By Michael Crawford, MD, Editor
Professor of Medicine, Chief of Clinical Cardiology, University of California, San Francisco
Dr. Crawford reports no financial relationships relevant to this field of study.
SYNOPSIS: A comprehensive, systematic search for the portal of bacterial entry in infective endocarditis is frequently successful and affords an opportunity to prevent recurrent episodes.
SOURCES: Delahaye F, et al. Systematic search for present and potential portals of entry for infective endocarditis. Am Coll Cardiol 2016;67:151-158.
Chu VH. When the cat’s out of the bag: Searching for portals of entry in infective endocarditis. J Am Coll Cardiol 2016;67:159-161.
It would seem that the portal of entry (POE) of the microorganisms responsible for infective endocarditis (IE) is important to prevent further episodes, which occur in up to 30% of patients with IE. However, little data on this topic exist. Thus, investigators from Lyon, France, prospectively and systematically sought the POE in all cases of IE admitted between 2005 and 2011. A dentist, an ENT physician, and a urologist examined all patients. A gynecologist also examined all female patients. If skin lesions were present, a dermatologist saw them. Patients also underwent dental, cerebral, and thoracic-abdominal-pelvic X-rays. If the organism identified originated in the gastrointestinal (GI) tract, if the patient was > 50 years of age, or if there was a family history of colon polyposis, patients received a colonoscopy. For each case, the most probable POE was inferred from the results of these tests and the natural habitat of the identified causative microorganism. Researchers performed treatment of the POE where feasible. From 444 IE admissions, 82 were excluded because they died in hospital and 44 were excluded for incomplete data, leaving 318 patients with 320 episodes of IE. In 74% of patients, researchers identified a POE; of these, 40% were cutaneous, 29% oral or dental, and 23% were GI. The majority of cutaneous sources were related to healthcare or IV drug use. Dental infections were the source for the majority with oral/dental POEs, rather than dental procedures (59% vs 12%). Half those with GI POEs had colonic polyps. The authors concluded that the search for a POE in patients with IE is frequently successful, and they advise a systematic oral examination in all and colonoscopy in selected patients with IE.

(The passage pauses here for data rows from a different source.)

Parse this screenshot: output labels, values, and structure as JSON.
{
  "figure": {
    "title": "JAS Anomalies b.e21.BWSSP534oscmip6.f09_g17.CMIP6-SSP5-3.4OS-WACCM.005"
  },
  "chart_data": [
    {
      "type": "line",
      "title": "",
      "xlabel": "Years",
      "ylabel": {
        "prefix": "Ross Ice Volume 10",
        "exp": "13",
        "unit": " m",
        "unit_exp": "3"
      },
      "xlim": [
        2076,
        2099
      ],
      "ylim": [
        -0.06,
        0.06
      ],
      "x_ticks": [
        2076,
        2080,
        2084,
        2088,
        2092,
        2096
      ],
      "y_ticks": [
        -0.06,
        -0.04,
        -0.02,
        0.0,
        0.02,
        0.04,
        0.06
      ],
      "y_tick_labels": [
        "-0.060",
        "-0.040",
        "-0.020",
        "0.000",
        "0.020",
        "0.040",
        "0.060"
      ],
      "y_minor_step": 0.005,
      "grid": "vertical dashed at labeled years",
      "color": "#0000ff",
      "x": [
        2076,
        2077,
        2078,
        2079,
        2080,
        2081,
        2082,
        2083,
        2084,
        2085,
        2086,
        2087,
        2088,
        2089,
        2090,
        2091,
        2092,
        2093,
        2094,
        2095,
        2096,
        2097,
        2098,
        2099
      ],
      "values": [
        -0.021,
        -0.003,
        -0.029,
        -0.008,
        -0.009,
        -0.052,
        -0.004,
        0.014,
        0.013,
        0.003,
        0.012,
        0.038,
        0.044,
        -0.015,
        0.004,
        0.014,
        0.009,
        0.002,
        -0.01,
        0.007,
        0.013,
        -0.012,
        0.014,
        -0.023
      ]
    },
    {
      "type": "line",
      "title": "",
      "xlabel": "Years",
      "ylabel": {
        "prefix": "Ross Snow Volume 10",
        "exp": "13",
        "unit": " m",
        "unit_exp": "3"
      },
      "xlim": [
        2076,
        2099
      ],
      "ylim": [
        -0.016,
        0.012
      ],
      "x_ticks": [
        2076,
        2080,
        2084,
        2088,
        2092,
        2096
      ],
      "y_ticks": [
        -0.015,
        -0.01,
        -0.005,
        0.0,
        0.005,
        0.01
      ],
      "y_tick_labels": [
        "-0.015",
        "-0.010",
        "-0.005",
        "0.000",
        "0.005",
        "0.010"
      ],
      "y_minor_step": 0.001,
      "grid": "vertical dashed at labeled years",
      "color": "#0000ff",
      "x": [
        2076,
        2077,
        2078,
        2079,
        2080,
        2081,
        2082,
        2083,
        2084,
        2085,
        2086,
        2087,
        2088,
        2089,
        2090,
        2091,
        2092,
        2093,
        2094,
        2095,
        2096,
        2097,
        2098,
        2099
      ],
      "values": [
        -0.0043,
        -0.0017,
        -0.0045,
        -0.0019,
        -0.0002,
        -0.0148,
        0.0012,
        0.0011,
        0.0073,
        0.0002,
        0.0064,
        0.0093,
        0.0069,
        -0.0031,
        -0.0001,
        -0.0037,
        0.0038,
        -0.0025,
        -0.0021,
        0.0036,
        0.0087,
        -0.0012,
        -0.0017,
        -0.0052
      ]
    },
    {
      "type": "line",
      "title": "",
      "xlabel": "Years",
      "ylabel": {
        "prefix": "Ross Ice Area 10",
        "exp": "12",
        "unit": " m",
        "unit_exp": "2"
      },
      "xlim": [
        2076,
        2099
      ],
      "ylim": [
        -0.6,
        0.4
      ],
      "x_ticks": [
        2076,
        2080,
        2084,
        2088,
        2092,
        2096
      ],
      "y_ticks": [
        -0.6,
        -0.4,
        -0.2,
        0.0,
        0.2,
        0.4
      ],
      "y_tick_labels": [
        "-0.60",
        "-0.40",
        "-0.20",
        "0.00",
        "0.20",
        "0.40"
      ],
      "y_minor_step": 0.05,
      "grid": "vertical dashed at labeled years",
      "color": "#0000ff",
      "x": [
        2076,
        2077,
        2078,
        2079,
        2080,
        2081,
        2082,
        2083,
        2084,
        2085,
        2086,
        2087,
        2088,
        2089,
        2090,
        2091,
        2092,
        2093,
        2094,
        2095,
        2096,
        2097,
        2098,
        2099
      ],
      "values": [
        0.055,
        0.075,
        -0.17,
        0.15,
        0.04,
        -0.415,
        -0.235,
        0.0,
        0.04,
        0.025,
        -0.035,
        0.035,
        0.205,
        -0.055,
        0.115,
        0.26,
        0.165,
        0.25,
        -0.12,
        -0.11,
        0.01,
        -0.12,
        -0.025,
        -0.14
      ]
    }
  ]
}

Prevention of IE has revolved around antibiotic prophylaxis for procedures likely to result in significant bacteremia in individuals at high risk of IE. One of those high-risk features is previous IE. So efforts to identify the likely POE and treat or eliminate it would make sense. However, not only is there little literature on this topic, but physicians pay scant attention to it in patients with IE. This study is remarkable in its comprehensive approach to finding the POE. Researchers were able to identify a likely POE in about three-quarters of their patients. In about one-third, researchers discovered additional potential POEs for new episodes of IE. Although not assessed in this study, it is hard to argue that treating these POEs and potential POEs would not have a beneficial effect.
Based on the results of this study, a more streamlined and cost-effective approach to finding the POE emerged. Routine ENT or GU evaluations were low yield and should be reserved for those with evidence of infections in these areas. On the other hand, a comprehensive oral exam was high yield (53%). It constituted a dental exam and panoramic X-rays of the teeth. Of the oral POEs, 59% were tooth infections, some only detected by X-ray, and 28% were periodontal. Only 12% were related to dental procedures. Colonoscopy was also high yield (40%) in a high-risk subgroup, age > 50 years, or a family history of colonic polyposis. In addition, a dermatologist examined those with suspicious skin lesions. Healthcare-associated skin issues were identified in 41% and 34% had community-acquired lesions. The former included vascular access (44%), EP devices (28%), and operative wounds (28%). The latter included IV drug use (22%) and insect bites or cat scratches (3%). The rest had ulcers and other wounds.
The study’s major weakness is that the role of organism identification (performed in all but 9 cases) in determining the POE is not spelled out clearly. Not all POEs were cultured and those that were did not undergo genetic analysis to see if they were the same organism identified in the blood cultures. However, the likely POE correlated well with the known body habitat of the organisms identified by blood culture. Also, in 25% with no POE discovered, the distribution of the organisms was similar to that found in those with a POE identified. In addition, the authors did not discuss the possibility of multiple POEs.
In summary, patients with high-risk cardiac conditions for IE, such as prosthetic valves or other material, EP devices, and certain types of congenital heart disease, not only need antibiotic prophylaxis for IE, but should have any infections treated expeditiously. Those with IE should have reasonable efforts to find the POE and treat it if feasible. The type of exams performed could be guided by the organisms found: a careful skin exam in those with Staph species, an oral exam and X-rays in those with oral Strep species, and colonoscopy in those with GI organisms detected.